È stato messo in cantiere a Barcellona il più grande impianto di desalinizzazione d’Europa, che produrrà circa 200 milioni di litri al giorno, approvvigionando più o meno 4,5 milioni di persone.
Questo impianto serve a compensare la carenza d’acqua della capitale della Catalogna, in Spagna, dovuta alla siccità conseguente ai cambiamenti climatici.
Da tempo il Governo autonomo di quella Regione aveva in animo di risolvere in modo strutturale il problema dell’acqua, sia quella corrente che per attività industriali, agricole e altre e non potendo incidere, ovviamente, sulle condizioni meteorologiche, ha pensato di fare ricorso a quell’immenso serbatoio d’acqua che è il mare e che ricopre circa il settanta per cento di tutta la superficie terrestre.
Per desalinizzare le quantità che occorrono alla città catalana, il costo in euro per metro cubo è circa tre volte quello necessario per trattare le acque piovane, che poi si raccolgono nei bacini e si distribuiscono.
Dunque, il vero problema è il costo economico della desalinizzazione dell’acqua. Tale costo triplicato è dovuto a tutte le risorse necessarie agli impianti industriali e soprattutto all’utilizzo di quantità enormi di energia per il processo di desalinizzazione.
Dal che si deduce ancor di più quanto sia prezioso questo liquido, che ci serve per vivere e che è uno dei quattro elementi: terra, aria, acqua, fuoco.
La scelleratezza degli/delle amministratori/trici pubblici/che italiani/e e non solo, che hanno il dovere di portare l’acqua dei bacini, ove si raccolgono le pioggie, nei domicili di chi la utilizza, consiste nel fatto che le reti sono disperdenti.
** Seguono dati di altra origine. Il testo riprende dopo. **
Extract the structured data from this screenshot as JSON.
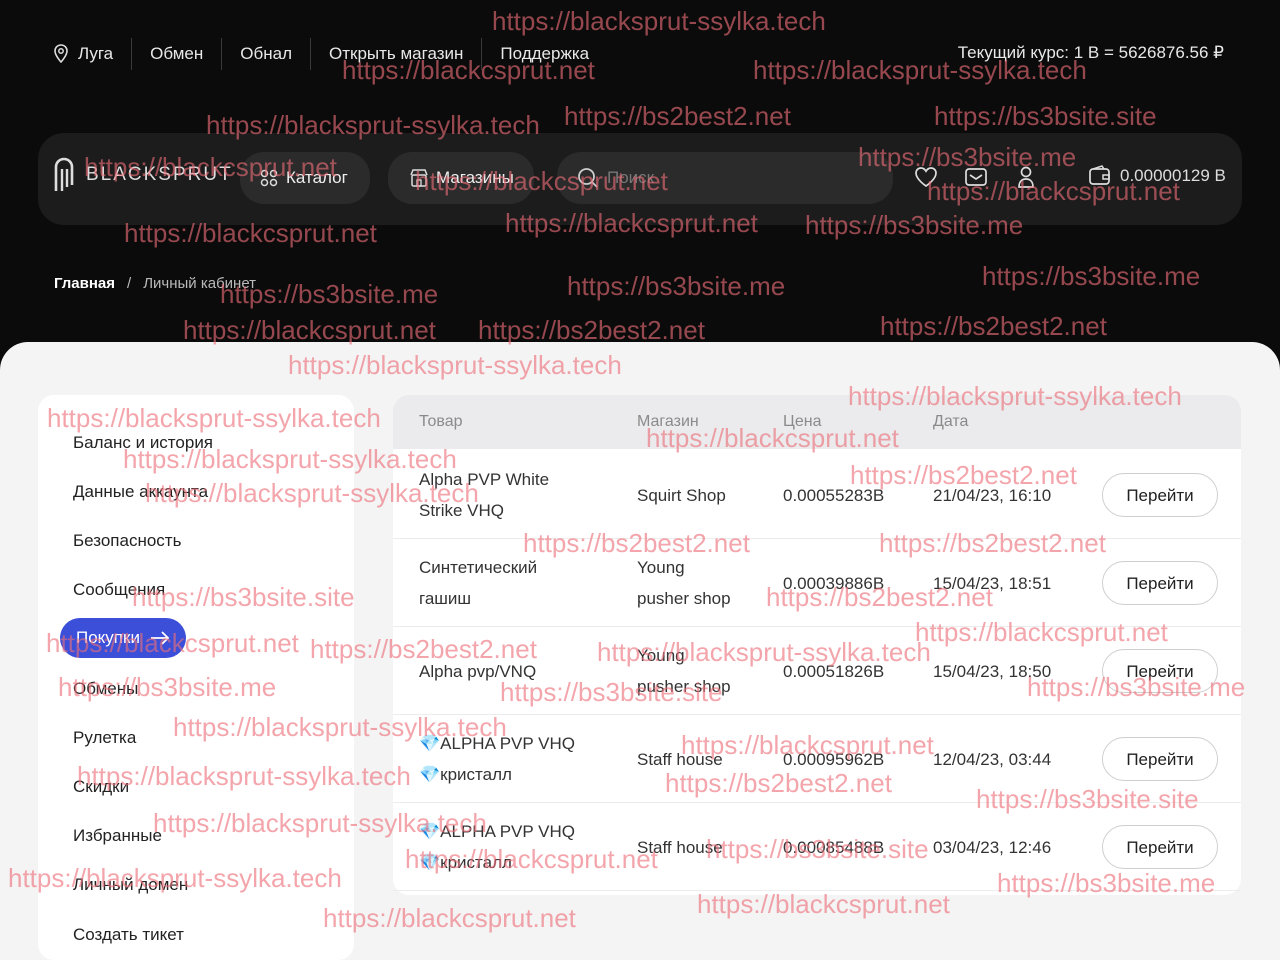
{
  "topnav": {
    "city": "Луга",
    "exchange": "Обмен",
    "cashout": "Обнал",
    "open_shop": "Открыть магазин",
    "support": "Поддержка",
    "rate": "Текущий курс: 1 B = 5626876.56 ₽"
  },
  "header": {
    "logo_text": "BLACKSPRUT",
    "catalog": "Каталог",
    "shops": "Магазины",
    "search_placeholder": "Поиск",
    "balance": "0.00000129 B"
  },
  "breadcrumb": {
    "home": "Главная",
    "separator": "/",
    "current": "Личный кабинет"
  },
  "sidebar": {
    "items": [
      {
        "label": "Баланс и история"
      },
      {
        "label": "Данные аккаунта"
      },
      {
        "label": "Безопасность"
      },
      {
        "label": "Сообщения"
      },
      {
        "label": "Покупки",
        "active": true
      },
      {
        "label": "Обмены"
      },
      {
        "label": "Рулетка"
      },
      {
        "label": "Скидки"
      },
      {
        "label": "Избранные"
      },
      {
        "label": "Личный домен"
      },
      {
        "label": "Создать тикет"
      }
    ]
  },
  "table": {
    "columns": [
      "Товар",
      "Магазин",
      "Цена",
      "Дата"
    ],
    "rows": [
      {
        "product_line1": "Alpha PVP White",
        "product_line2": "Strike VHQ",
        "shop_line1": "Squirt Shop",
        "shop_line2": "",
        "price": "0.00055283B",
        "date": "21/04/23, 16:10",
        "action": "Перейти"
      },
      {
        "product_line1": "Синтетический",
        "product_line2": "гашиш",
        "shop_line1": "Young",
        "shop_line2": "pusher shop",
        "price": "0.00039886B",
        "date": "15/04/23, 18:51",
        "action": "Перейти"
      },
      {
        "product_line1": "Alpha pvp/VNQ",
        "product_line2": "",
        "shop_line1": "Young",
        "shop_line2": "pusher shop",
        "price": "0.00051826B",
        "date": "15/04/23, 18:50",
        "action": "Перейти"
      },
      {
        "product_line1": "💎ALPHA PVP VHQ",
        "product_line2": "💎кристалл",
        "shop_line1": "Staff house",
        "shop_line2": "",
        "price": "0.00095962B",
        "date": "12/04/23, 03:44",
        "action": "Перейти"
      },
      {
        "product_line1": "💎ALPHA PVP VHQ",
        "product_line2": "💎кристалл",
        "shop_line1": "Staff house",
        "shop_line2": "",
        "price": "0.00085488B",
        "date": "03/04/23, 12:46",
        "action": "Перейти"
      }
    ]
  },
  "watermarks": [
    "https://blacksprut-ssylka.tech",
    "https://blackcsprut.net",
    "https://blacksprut-ssylka.tech",
    "https://bs2best2.net",
    "https://blacksprut-ssylka.tech",
    "https://bs3bsite.site",
    "https://blackcsprut.net",
    "https://bs3bsite.me",
    "https://blackcsprut.net",
    "https://blackcsprut.net",
    "https://blackcsprut.net",
    "https://bs3bsite.me",
    "https://blackcsprut.net",
    "https://bs3bsite.me",
    "https://bs3bsite.me",
    "https://bs3bsite.me",
    "https://blackcsprut.net",
    "https://bs2best2.net",
    "https://bs2best2.net",
    "https://blacksprut-ssylka.tech",
    "https://blacksprut-ssylka.tech",
    "https://blackcsprut.net",
    "https://blacksprut-ssylka.tech",
    "https://bs2best2.net",
    "https://blacksprut-ssylka.tech",
    "https://blacksprut-ssylka.tech",
    "https://bs2best2.net",
    "https://bs2best2.net",
    "https://bs3bsite.site",
    "https://bs2best2.net",
    "https://blackcsprut.net",
    "https://blackcsprut.net",
    "https://bs2best2.net",
    "https://blacksprut-ssylka.tech",
    "https://bs3bsite.me",
    "https://bs3bsite.site",
    "https://bs3bsite.me",
    "https://blacksprut-ssylka.tech",
    "https://blackcsprut.net",
    "https://blacksprut-ssylka.tech",
    "https://bs2best2.net",
    "https://bs3bsite.site",
    "https://blacksprut-ssylka.tech",
    "https://bs3bsite.site",
    "https://blackcsprut.net",
    "https://blacksprut-ssylka.tech",
    "https://bs3bsite.me",
    "https://blackcsprut.net",
    "https://blackcsprut.net"
  ]
}
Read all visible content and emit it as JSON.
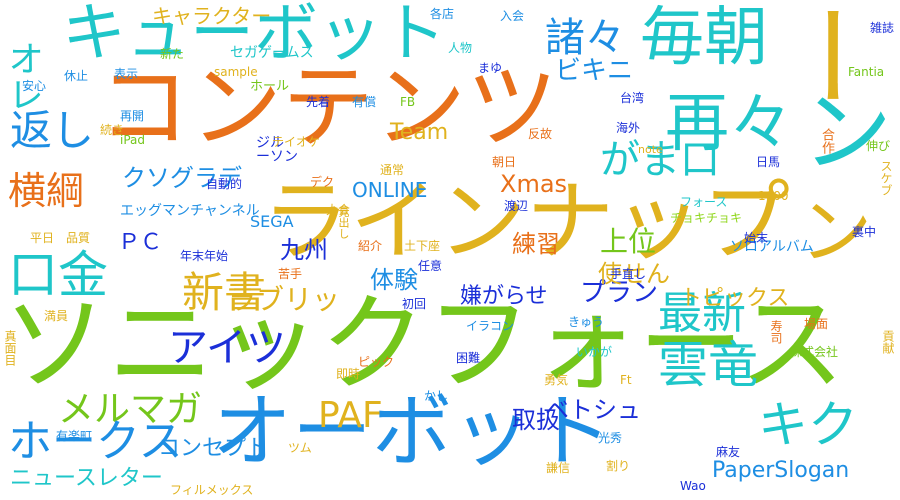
{
  "palette": {
    "orange": "#e8701a",
    "yellow": "#e0b21e",
    "green": "#74c61b",
    "teal": "#1fc6c9",
    "blue": "#1e8ee3",
    "navy": "#1b2fd8",
    "lime": "#8fd61c",
    "gold": "#d9a81c",
    "cyan": "#19b8e6"
  },
  "words": [
    {
      "text": "ソニックフォース"
    },
    {
      "text": "コンテンツ"
    },
    {
      "text": "ラインナップ"
    },
    {
      "text": "オーボット"
    },
    {
      "text": "キューボット"
    },
    {
      "text": "毎朝"
    },
    {
      "text": "再々"
    },
    {
      "text": "雲竜"
    },
    {
      "text": "最新"
    },
    {
      "text": "キク"
    },
    {
      "text": "口金"
    },
    {
      "text": "横綱"
    },
    {
      "text": "返し"
    },
    {
      "text": "新書"
    },
    {
      "text": "PAF"
    },
    {
      "text": "メルマガ"
    },
    {
      "text": "ホークス"
    },
    {
      "text": "アイツ"
    },
    {
      "text": "諸々"
    },
    {
      "text": "がま口"
    },
    {
      "text": "ラブリッ"
    },
    {
      "text": "クソグラデ"
    },
    {
      "text": "PaperSlogan"
    },
    {
      "text": "ベトシュ"
    },
    {
      "text": "オレ"
    },
    {
      "text": "ビキニ"
    },
    {
      "text": "Team"
    },
    {
      "text": "Xmas"
    },
    {
      "text": "ONLINE"
    },
    {
      "text": "プラン"
    },
    {
      "text": "上位"
    },
    {
      "text": "練習"
    },
    {
      "text": "体験"
    },
    {
      "text": "九州"
    },
    {
      "text": "嫌がらせ"
    },
    {
      "text": "使せん"
    },
    {
      "text": "トピックス"
    },
    {
      "text": "取扱"
    },
    {
      "text": "コンセプト"
    },
    {
      "text": "ニュースレター"
    },
    {
      "text": "キャラクター"
    },
    {
      "text": "セガゲームス"
    },
    {
      "text": "ソロアルバム"
    },
    {
      "text": "チョキチョキ"
    },
    {
      "text": "エッグマンチャンネル"
    },
    {
      "text": "フォース"
    },
    {
      "text": "ＰＣ"
    },
    {
      "text": "SEGA"
    },
    {
      "text": "フィルメックス"
    },
    {
      "text": "ー"
    },
    {
      "text": "ン"
    },
    {
      "text": "ン"
    },
    {
      "text": "ツム"
    },
    {
      "text": "ホール"
    },
    {
      "text": "sample"
    },
    {
      "text": "Fantia"
    },
    {
      "text": "各店"
    },
    {
      "text": "入会"
    },
    {
      "text": "人物"
    },
    {
      "text": "まゆ"
    },
    {
      "text": "雑誌"
    },
    {
      "text": "新た"
    },
    {
      "text": "休止"
    },
    {
      "text": "安心"
    },
    {
      "text": "表示"
    },
    {
      "text": "再開"
    },
    {
      "text": "先着"
    },
    {
      "text": "有償"
    },
    {
      "text": "FB"
    },
    {
      "text": "台湾"
    },
    {
      "text": "続き"
    },
    {
      "text": "iPad"
    },
    {
      "text": "反故"
    },
    {
      "text": "海外"
    },
    {
      "text": "合作"
    },
    {
      "text": "伸び"
    },
    {
      "text": "ジル"
    },
    {
      "text": "テイオケ"
    },
    {
      "text": "ーソン"
    },
    {
      "text": "通常"
    },
    {
      "text": "note"
    },
    {
      "text": "日馬"
    },
    {
      "text": "スケブ"
    },
    {
      "text": "朝日"
    },
    {
      "text": "自動的"
    },
    {
      "text": "デク"
    },
    {
      "text": "大会"
    },
    {
      "text": "渡辺"
    },
    {
      "text": "1600"
    },
    {
      "text": "平日"
    },
    {
      "text": "品質"
    },
    {
      "text": "見出し"
    },
    {
      "text": "紹介"
    },
    {
      "text": "土下座"
    },
    {
      "text": "始末"
    },
    {
      "text": "裏中"
    },
    {
      "text": "年末年始"
    },
    {
      "text": "苦手"
    },
    {
      "text": "任意"
    },
    {
      "text": "手直し"
    },
    {
      "text": "初回"
    },
    {
      "text": "満員"
    },
    {
      "text": "イラコン"
    },
    {
      "text": "きゅう"
    },
    {
      "text": "寿司"
    },
    {
      "text": "場面"
    },
    {
      "text": "株式会社"
    },
    {
      "text": "貢献"
    },
    {
      "text": "いかが"
    },
    {
      "text": "ピック"
    },
    {
      "text": "困難"
    },
    {
      "text": "真面目"
    },
    {
      "text": "即時"
    },
    {
      "text": "勇気"
    },
    {
      "text": "かし"
    },
    {
      "text": "光秀"
    },
    {
      "text": "麻友"
    },
    {
      "text": "有楽町"
    },
    {
      "text": "謙信"
    },
    {
      "text": "割り"
    },
    {
      "text": "Wao"
    },
    {
      "text": "Ft"
    }
  ]
}
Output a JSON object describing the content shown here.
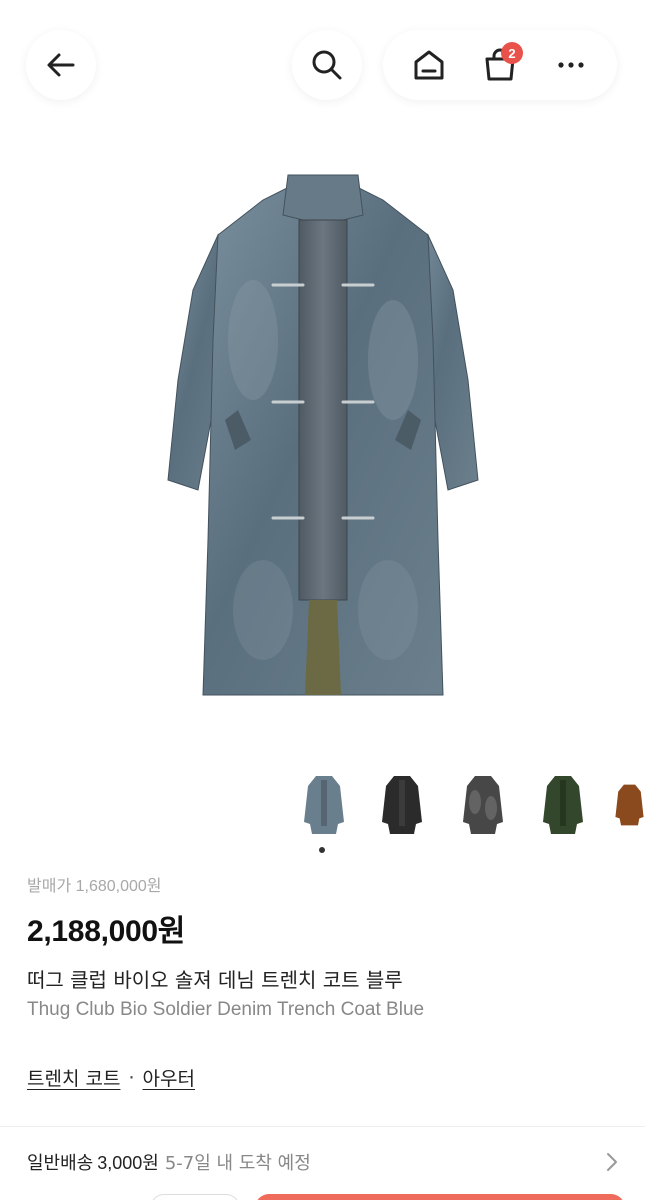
{
  "header": {
    "cart_count": "2",
    "icons": [
      "back-arrow-icon",
      "search-icon",
      "home-icon",
      "shopping-bag-icon",
      "more-dots-icon"
    ]
  },
  "thumbnails": [
    {
      "name": "blue-denim"
    },
    {
      "name": "black"
    },
    {
      "name": "black-grey"
    },
    {
      "name": "olive-green"
    },
    {
      "name": "brown"
    }
  ],
  "product": {
    "list_price": "발매가 1,680,000원",
    "sale_price": "2,188,000원",
    "title_ko": "떠그 클럽 바이오 솔져 데님 트렌치 코트 블루",
    "title_en": "Thug Club Bio Soldier Denim Trench Coat Blue"
  },
  "categories": {
    "primary": "트렌치 코트",
    "separator": "·",
    "secondary": "아우터"
  },
  "shipping": {
    "label": "일반배송",
    "fee": "3,000원",
    "eta": "5-7일 내 도착 예정"
  },
  "colors": {
    "accent": "#ef6c5c",
    "badge": "#e8524a",
    "denim": "#5f7585"
  }
}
Cosicché, vi sono regioni, come la Sicilia, nelle quali le acque arrivano ai rubinetti nella misura del cinquanta per cento rispetto alla loro quantità di partenza dalla fonte; ciò significa che la metà si disperde lungo il tragitto, il che è un vero e proprio spreco, per il quale – come troppo spesso accade, soprattutto nel nostro Paese – non vi sono colpevoli e nessuno paga.
Ma intanto le popolazioni e le attività economiche soffrono sia per la carenza che per il costo dell’“oro blu”.
Ancora una volta sono chiamati in causa la Pubblica amministrazione, i Governi e le Giunte regionali.
La Pa nel nostro Paese dovrebbe essere utilizzata come strumento per mettere in atto i provvedimenti delle Istituzioni, ma così non avviene perché vi sono cause misteriose che impediscono la sua organizzazione e il suo buon funzionamento a tutti i livelli: nazionale, regionale e locale.
Un coacervo di meccanismi perversi che al posto del merito, della produttività e dell’efficienza, hanno i disvalori del demerito, dell’improduttività e dell’inefficienza.
Il peggio, come accennato, è che di questa situazione caotica nessuno viene addebitato/a delle relative responsabilità, con la conseguenza che l’andazzo continua senza remore e senza freni e a farne le spese sono ovviamente i/le cittadini/e, soprattutto quelli/e più deboli e più fragili.
Mentre Barcellona costruisce il più grande impianto di desalinizzazione d’Europa – come prima si scriveva – in Sicilia si continua a blaterare sul problema dell’acqua senza prendere iniziative.
La questione infrastrutturale è la più grave carenza del deficit economico del Mezzogiorno d’Italia perché, com’è noto, il fattore infrastrutturale aumenta la capacità di sviluppo socio-economico in quanto facilita la gestione degli impianti industriali e agricoli, diminuisce il costo delle tariffe pubbliche di energia, acqua e altri e rende più facile la vita dei/delle cittadini/e.
Affinché tutto funzioni occorrerebbe che i gestori della Cosa pubblica, cioè Governo, Giunte regionali e comunali fossero gestite da professionisti/e capaci di organizzare i loro Enti in maniera efficiente ed efficace, il che significa assegnare compiti precisi a ogni dirigente, i relativi cronoprogrammi per l’esecuzione di tali compiti e controlli ferrei, anche digitali, per verificare il raffronto fra obiettivi e risultati. Ovviamente obiettivi fissati da terzi, indipendenti e imparziali.
Tutto ciò sembra essere un racconto di favole e non della realtà. Almeno per il momento.